At Last, Melvin Edwards’s Steel Abstractions Come to City Hall Park

Melvin Edwards, “Song of the Broken Chains” (2020), stainless steel, 3 sections (approximate): Section 1: 48h x 144w inches; section 2: 96h x 48w inches; section 3: 48h x 96w inches; overall dimensions (approximate): 96h x 216w x 144d inches (image courtesy Alexander Gray Associates, New York; Stephen Friedman Gallery, London; © Melvin Edwards/Artists Rights Society (ARS), New York)

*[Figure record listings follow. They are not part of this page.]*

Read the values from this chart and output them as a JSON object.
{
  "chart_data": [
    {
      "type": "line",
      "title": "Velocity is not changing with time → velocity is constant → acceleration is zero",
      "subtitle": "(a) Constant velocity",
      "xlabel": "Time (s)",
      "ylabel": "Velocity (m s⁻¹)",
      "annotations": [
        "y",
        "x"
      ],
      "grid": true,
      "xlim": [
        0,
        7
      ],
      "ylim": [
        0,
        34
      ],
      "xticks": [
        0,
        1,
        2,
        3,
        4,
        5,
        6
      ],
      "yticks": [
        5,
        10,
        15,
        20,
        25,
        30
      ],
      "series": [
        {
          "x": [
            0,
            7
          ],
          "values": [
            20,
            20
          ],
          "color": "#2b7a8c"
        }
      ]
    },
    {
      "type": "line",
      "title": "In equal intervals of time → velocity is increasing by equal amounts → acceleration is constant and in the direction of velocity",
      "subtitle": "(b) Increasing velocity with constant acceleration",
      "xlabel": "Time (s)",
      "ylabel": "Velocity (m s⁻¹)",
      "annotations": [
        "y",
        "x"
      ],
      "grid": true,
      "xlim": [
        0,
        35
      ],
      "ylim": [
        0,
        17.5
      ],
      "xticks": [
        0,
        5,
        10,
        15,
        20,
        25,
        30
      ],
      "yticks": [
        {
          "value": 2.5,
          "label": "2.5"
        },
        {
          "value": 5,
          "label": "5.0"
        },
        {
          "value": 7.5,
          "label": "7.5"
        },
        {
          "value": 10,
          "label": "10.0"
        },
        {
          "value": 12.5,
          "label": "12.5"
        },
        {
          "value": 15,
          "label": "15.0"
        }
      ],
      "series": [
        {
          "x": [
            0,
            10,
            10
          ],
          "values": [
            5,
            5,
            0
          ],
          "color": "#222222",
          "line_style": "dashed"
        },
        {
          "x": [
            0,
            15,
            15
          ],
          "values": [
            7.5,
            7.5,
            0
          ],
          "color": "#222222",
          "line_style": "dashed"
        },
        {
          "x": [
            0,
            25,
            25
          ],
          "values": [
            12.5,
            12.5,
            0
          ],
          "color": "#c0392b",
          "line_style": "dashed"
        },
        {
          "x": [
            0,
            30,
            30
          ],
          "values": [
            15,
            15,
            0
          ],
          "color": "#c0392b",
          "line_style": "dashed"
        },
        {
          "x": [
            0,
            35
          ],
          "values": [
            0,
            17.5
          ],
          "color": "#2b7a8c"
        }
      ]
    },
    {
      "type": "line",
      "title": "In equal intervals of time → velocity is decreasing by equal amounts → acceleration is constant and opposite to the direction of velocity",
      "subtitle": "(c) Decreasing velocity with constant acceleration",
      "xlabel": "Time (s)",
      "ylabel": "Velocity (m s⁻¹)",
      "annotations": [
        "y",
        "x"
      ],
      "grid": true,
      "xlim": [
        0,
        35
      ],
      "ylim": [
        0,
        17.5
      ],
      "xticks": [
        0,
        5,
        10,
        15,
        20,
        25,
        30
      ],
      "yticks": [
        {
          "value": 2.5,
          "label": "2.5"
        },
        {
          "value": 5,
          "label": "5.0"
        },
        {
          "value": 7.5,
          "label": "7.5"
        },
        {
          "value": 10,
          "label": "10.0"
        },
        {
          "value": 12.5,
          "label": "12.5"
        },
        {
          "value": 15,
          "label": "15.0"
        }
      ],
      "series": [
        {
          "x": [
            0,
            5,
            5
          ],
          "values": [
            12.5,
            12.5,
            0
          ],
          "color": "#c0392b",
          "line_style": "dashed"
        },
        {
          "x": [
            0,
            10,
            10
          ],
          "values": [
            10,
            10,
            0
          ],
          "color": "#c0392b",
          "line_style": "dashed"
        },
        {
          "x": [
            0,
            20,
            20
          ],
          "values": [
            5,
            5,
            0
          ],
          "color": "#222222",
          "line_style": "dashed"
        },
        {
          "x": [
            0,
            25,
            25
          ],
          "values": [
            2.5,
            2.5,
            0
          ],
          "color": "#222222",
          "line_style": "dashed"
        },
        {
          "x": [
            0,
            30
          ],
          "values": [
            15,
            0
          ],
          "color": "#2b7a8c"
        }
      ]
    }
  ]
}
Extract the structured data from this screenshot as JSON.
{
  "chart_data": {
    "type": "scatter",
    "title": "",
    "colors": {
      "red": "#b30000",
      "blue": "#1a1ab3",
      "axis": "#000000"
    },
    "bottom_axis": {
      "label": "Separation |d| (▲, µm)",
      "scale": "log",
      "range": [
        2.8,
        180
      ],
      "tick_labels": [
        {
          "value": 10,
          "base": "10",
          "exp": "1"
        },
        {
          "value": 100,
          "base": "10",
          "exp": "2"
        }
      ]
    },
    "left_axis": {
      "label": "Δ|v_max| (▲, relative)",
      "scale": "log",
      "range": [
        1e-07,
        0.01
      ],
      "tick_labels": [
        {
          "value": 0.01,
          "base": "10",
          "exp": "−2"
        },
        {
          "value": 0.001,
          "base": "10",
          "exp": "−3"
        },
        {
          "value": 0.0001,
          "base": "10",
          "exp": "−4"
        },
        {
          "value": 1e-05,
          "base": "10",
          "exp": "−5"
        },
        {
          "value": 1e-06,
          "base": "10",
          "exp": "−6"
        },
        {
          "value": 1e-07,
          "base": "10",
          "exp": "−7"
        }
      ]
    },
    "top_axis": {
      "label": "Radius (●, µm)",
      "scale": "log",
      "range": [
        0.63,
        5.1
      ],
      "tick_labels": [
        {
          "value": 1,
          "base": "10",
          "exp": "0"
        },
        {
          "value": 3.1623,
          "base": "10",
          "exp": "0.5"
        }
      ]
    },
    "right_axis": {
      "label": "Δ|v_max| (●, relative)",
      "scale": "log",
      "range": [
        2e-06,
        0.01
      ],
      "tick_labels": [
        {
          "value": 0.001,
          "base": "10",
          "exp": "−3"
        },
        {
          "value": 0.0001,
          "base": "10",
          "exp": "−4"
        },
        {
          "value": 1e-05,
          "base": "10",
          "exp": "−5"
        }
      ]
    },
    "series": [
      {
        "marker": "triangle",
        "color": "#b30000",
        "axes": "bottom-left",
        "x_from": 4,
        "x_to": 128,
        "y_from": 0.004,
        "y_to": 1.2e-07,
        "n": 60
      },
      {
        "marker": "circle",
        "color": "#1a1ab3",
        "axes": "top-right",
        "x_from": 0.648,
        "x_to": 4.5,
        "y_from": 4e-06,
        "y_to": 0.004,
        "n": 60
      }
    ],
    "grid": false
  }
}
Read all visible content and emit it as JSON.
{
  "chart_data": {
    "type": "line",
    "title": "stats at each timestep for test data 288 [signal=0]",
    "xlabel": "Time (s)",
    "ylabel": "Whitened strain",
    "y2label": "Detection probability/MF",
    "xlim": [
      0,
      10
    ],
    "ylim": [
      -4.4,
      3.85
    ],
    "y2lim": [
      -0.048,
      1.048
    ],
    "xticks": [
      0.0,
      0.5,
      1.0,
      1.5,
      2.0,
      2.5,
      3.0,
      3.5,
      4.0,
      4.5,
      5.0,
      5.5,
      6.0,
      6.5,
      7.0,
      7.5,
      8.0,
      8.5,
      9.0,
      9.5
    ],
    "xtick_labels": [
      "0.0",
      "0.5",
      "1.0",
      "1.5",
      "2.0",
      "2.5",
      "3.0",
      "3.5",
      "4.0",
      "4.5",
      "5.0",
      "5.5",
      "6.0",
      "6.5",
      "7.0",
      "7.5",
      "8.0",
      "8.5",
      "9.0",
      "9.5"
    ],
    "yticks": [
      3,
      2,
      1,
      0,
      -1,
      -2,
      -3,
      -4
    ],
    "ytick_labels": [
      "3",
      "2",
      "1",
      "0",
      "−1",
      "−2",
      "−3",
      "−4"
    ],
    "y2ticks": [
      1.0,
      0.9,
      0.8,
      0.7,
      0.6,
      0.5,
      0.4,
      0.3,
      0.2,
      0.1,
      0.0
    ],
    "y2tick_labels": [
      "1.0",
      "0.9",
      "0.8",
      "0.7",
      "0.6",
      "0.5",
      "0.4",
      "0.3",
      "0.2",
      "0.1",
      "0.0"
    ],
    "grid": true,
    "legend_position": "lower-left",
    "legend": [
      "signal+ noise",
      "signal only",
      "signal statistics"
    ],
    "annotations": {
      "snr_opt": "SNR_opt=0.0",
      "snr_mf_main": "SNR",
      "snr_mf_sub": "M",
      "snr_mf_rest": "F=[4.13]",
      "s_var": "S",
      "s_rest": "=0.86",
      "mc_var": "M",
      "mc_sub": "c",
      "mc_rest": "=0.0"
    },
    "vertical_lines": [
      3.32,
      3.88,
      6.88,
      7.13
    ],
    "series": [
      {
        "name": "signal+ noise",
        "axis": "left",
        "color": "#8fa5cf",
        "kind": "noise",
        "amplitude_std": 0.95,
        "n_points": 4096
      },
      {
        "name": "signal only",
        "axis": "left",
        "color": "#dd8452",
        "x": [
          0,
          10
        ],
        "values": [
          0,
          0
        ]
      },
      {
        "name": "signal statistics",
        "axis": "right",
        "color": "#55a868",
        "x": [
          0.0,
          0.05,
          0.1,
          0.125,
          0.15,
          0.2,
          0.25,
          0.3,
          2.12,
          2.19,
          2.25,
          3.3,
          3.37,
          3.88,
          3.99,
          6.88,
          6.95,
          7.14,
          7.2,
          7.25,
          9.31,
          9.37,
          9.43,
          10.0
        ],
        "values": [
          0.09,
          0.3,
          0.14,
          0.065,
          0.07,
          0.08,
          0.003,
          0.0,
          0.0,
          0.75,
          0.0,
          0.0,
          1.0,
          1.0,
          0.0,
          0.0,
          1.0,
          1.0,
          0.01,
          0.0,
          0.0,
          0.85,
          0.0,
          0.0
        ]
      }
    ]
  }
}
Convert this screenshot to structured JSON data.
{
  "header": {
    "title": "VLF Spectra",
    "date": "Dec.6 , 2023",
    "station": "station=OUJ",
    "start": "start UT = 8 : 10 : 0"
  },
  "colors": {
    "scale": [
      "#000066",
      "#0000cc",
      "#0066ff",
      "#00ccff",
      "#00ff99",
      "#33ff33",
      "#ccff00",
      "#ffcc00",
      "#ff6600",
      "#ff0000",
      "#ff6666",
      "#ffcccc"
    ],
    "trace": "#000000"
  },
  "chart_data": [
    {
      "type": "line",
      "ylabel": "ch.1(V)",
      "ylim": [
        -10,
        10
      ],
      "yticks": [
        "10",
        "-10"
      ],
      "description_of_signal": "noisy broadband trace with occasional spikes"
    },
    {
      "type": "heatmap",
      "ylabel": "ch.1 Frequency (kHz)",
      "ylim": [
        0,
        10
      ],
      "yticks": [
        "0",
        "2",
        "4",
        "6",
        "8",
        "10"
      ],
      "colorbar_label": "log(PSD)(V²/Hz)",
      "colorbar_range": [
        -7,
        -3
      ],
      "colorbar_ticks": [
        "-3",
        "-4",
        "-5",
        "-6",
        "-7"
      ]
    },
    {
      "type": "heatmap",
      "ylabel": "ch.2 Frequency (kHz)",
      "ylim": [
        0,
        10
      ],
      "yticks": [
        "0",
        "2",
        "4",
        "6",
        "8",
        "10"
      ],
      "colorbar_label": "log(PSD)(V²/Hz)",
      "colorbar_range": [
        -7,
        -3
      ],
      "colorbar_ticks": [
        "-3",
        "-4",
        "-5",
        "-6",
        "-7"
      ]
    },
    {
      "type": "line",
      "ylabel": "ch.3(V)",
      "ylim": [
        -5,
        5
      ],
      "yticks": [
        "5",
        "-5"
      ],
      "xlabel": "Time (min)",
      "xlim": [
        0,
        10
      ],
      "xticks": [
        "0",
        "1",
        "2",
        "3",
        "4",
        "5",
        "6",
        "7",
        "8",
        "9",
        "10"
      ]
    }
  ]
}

Starting May 4, Melvin Edwards: Brighter Days, a landmark survey of the artist’s work from 1970 to 2020, will fill the lawns and walkways of New York’s City Hall Park. Organized by Public Art Fund, the show will introduce the public to rarely exhibited large-scale sculptures made by Edwards, who is best known for his Lynch Fragments, a smaller-scale series of welded, abstract sculptures that reflect histories of racial terror.

Amid the rebellions of the ‘60s and ‘70s, Edwards pioneered a sculptural language that blended politics and abstraction. Now, during another moment of uprising, his works will be installed in the Financial District park — a space haunted by its history as the burial ground of thousands of enslaved and free Africans.